Un popolo che sa sorridere è una comunità di uomini liberi, di esseri cioè
che non considerano un assoluto quello
che è relativo o troppo sul serio chi poi nei fatti si dimostra inaffidabile.
Il sorriso ha fatto sempre paura ai potenti, mettendone in crisi la loro
presunta sicurezza. Esso è ironia, gioia di vivere, libero pensiero in un mondo
in cui tutto si intende far scivolare in una sorta di mutismo interiore con il
prevalere della sola voce di qualcuno.

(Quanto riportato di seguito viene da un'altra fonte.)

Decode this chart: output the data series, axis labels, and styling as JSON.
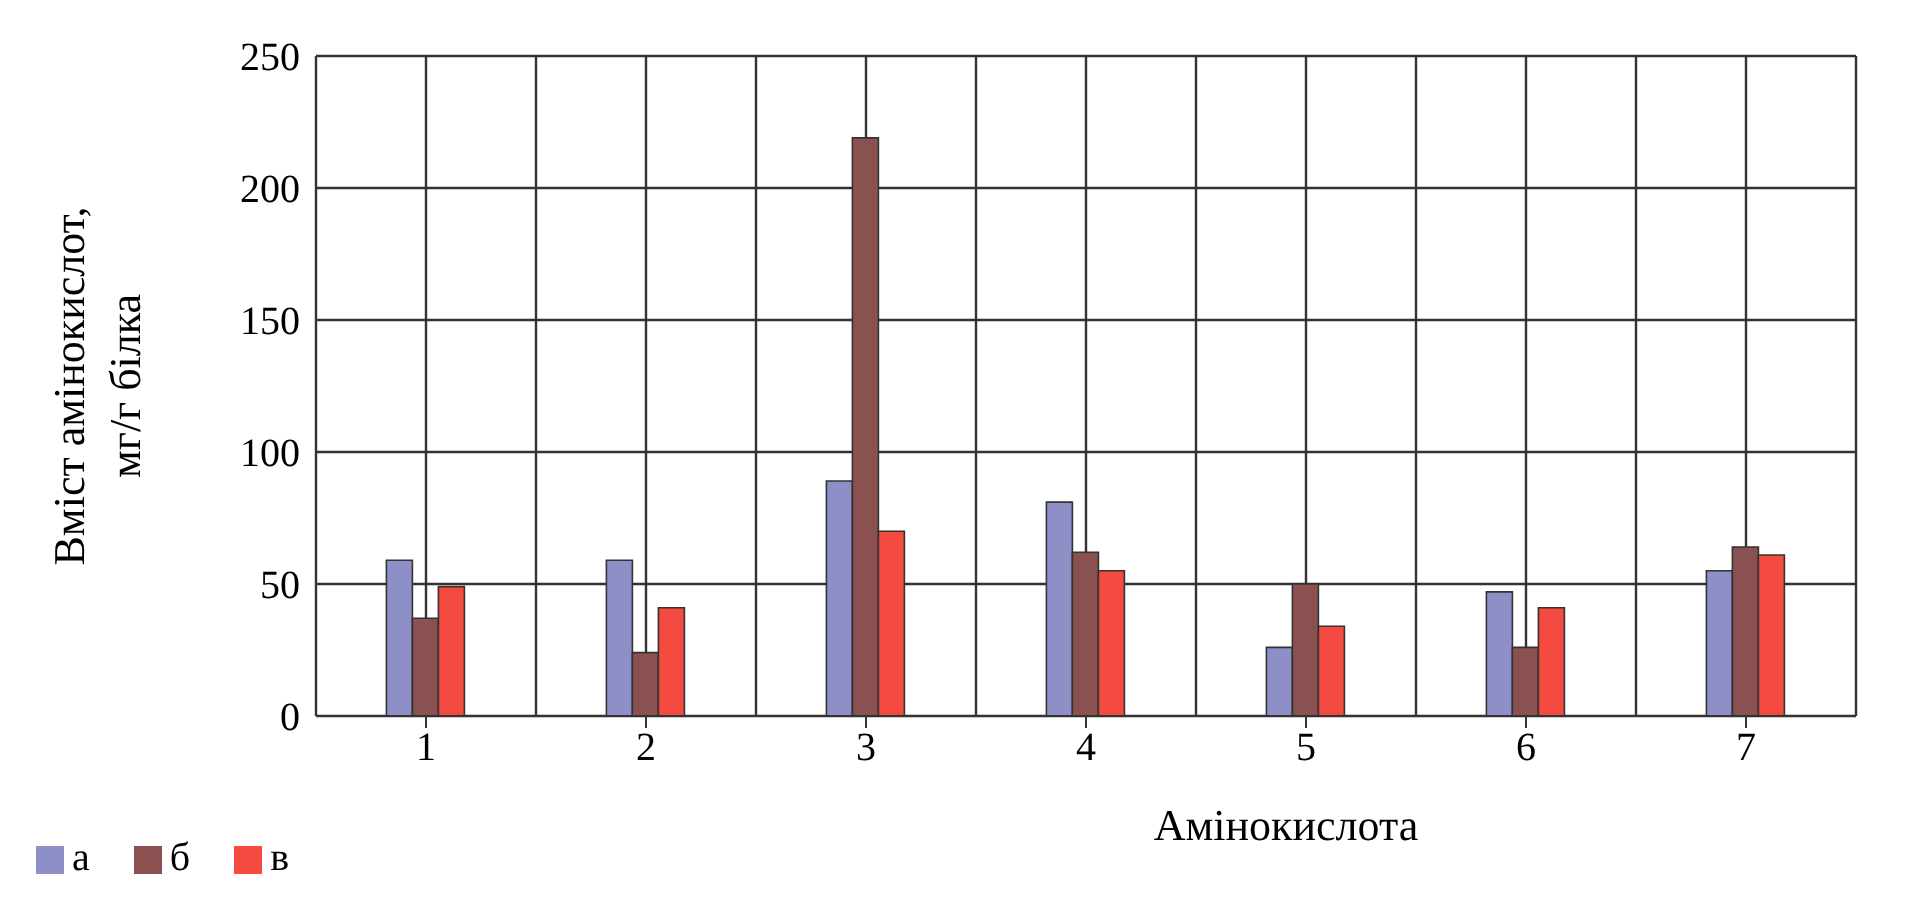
{
  "chart_data": {
    "type": "bar",
    "xlabel": "Амінокислота",
    "ylabel": "Вміст амінокислот, мг/г білка",
    "categories": [
      "1",
      "2",
      "3",
      "4",
      "5",
      "6",
      "7"
    ],
    "series": [
      {
        "name": "а",
        "color": "#8f8fc8",
        "values": [
          59,
          59,
          89,
          81,
          26,
          47,
          55
        ]
      },
      {
        "name": "б",
        "color": "#8b5050",
        "values": [
          37,
          24,
          219,
          62,
          50,
          26,
          64
        ]
      },
      {
        "name": "в",
        "color": "#f44a40",
        "values": [
          49,
          41,
          70,
          55,
          34,
          41,
          61
        ]
      }
    ],
    "ylim": [
      0,
      250
    ],
    "yticks": [
      0,
      50,
      100,
      150,
      200,
      250
    ],
    "grid": true,
    "legend": "bottom left"
  }
}
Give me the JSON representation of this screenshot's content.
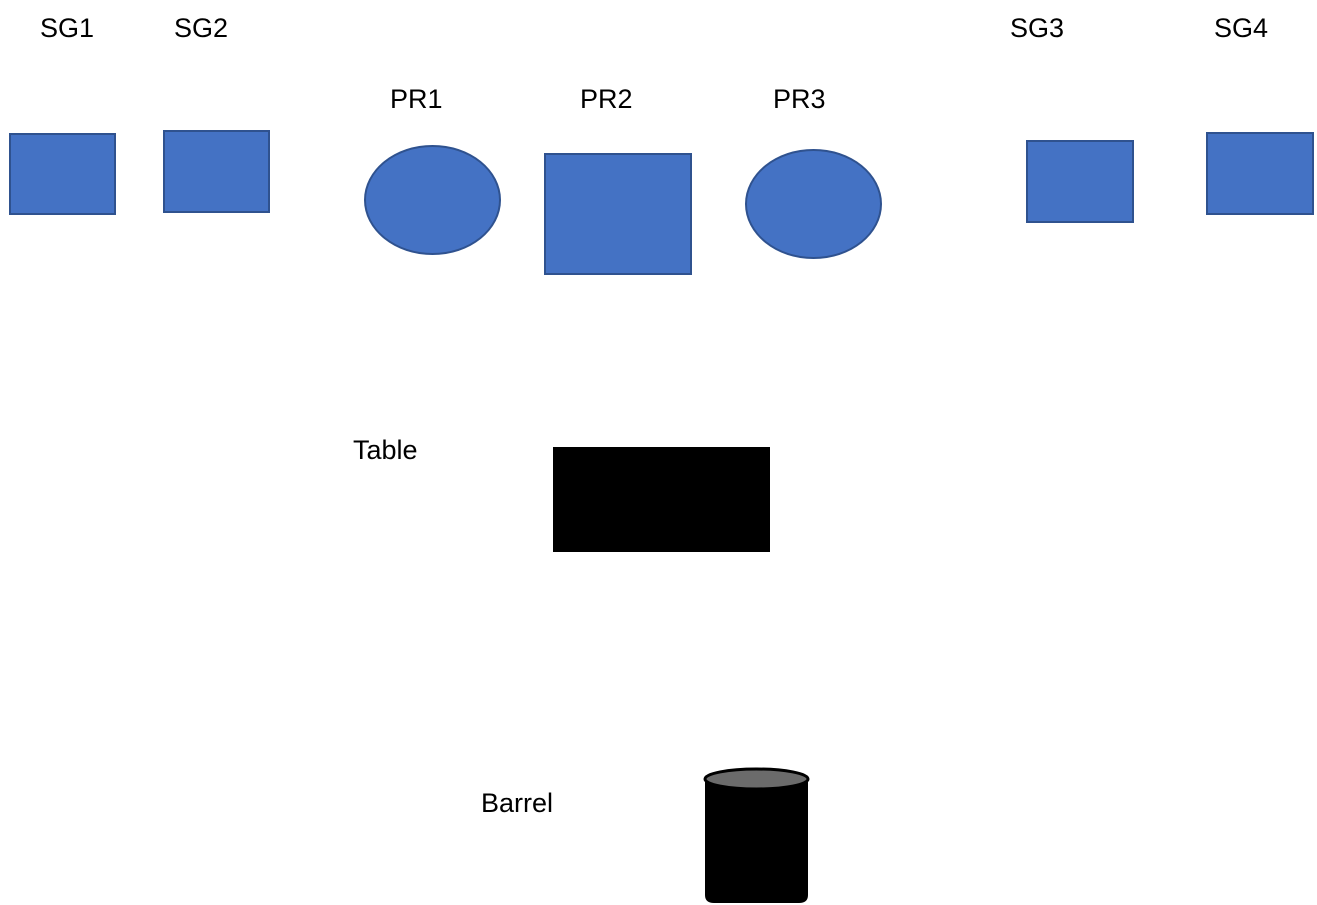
{
  "labels": {
    "sg1": "SG1",
    "sg2": "SG2",
    "sg3": "SG3",
    "sg4": "SG4",
    "pr1": "PR1",
    "pr2": "PR2",
    "pr3": "PR3",
    "table": "Table",
    "barrel": "Barrel"
  },
  "colors": {
    "shape_fill": "#4472C4",
    "shape_stroke": "#2F528F",
    "table_fill": "#000000",
    "barrel_body": "#000000",
    "barrel_top": "#6b6b6b"
  }
}
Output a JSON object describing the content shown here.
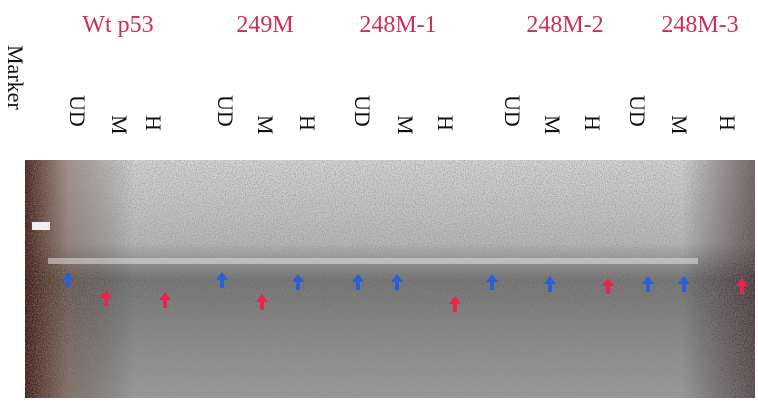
{
  "marker_label": "Marker",
  "groups": [
    {
      "name": "Wt p53",
      "lanes": [
        "UD",
        "M",
        "H"
      ]
    },
    {
      "name": "249M",
      "lanes": [
        "UD",
        "M",
        "H"
      ]
    },
    {
      "name": "248M-1",
      "lanes": [
        "UD",
        "M",
        "H"
      ]
    },
    {
      "name": "248M-2",
      "lanes": [
        "UD",
        "M",
        "H"
      ]
    },
    {
      "name": "248M-3",
      "lanes": [
        "UD",
        "M",
        "H"
      ]
    }
  ]
}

Non a caso U. ECO nel suo noto romanzo Il nome della rosa impernia
tutta la tragedia del monastero benedettino sul trattato di ARISTOTELE che parla appunto del sorriso: la
servitù vuole il silenzio della fantasia e la morte della parola
Lungo il corso dei secoli non son mancati gli esempi
della satira intelligente, pungente ma giocosa: da ORAZIO a MARZIALE, da CECCO
ANGIOLIERI a PASQUINO, dai commediografi antichi (ARISTOFANE, PLAUTO,
TERENZIO...) a quelli moderni (GOLDONI, MOLIÈRE, DARIO FO...), dai giullari di Dio
( S. FRANCESCO d'ASSISI, S. FILIPPO NERI ) a quelli laici (CHARLOT, TOTÒ,
BENIGNI, JIM CARREY...), da C. PORTA a G. BELLI,
da GIUSTI a TRILUSSA, da ALTAN a
FORATTINI e via via fino ai comici che calcano i palcoscenici dei nostri teatri
o i set dei vari film. Questa è gente che va ringraziata non fosse altro perché
aiuta a cancellare un giorno di tristezza dalla nostra memoria, regalandoci
qualche momento di sano ottimismo.
Nella stessa psicologia c'è la risoterapia, quel
pensare e agire cioè in positivo,
ribaltando l'ottica del reale e
proponendo quella del possibile. Un'allegra risata è una fonte di liberazione,
di rimescolamento di carte in un ordine mentale spesso imposto da altri, di
ricerca intelligente di nuovi spazi nei
quali collocare persone e sentimenti. Insomma è un atto creativo, un pezzetto
d'arte sbriciolata in parole o in segni mimici, un volo leggero dalla palude
dell'omologante conformismo.
Ma
che cos'è il sorriso? Diciamo subito che non è scomposta rozzezza né volgare
offesa mirante a colpire il prossimo ignaro: il "modus in rebus" non si coniuga
bene col daltonismo del ferire. Né il sorriso è deridere o irridere prescindendo dai fatti e ancorandosi alle
intenzioni: non si può giocare cioè sul non visto o il non sentito di persona.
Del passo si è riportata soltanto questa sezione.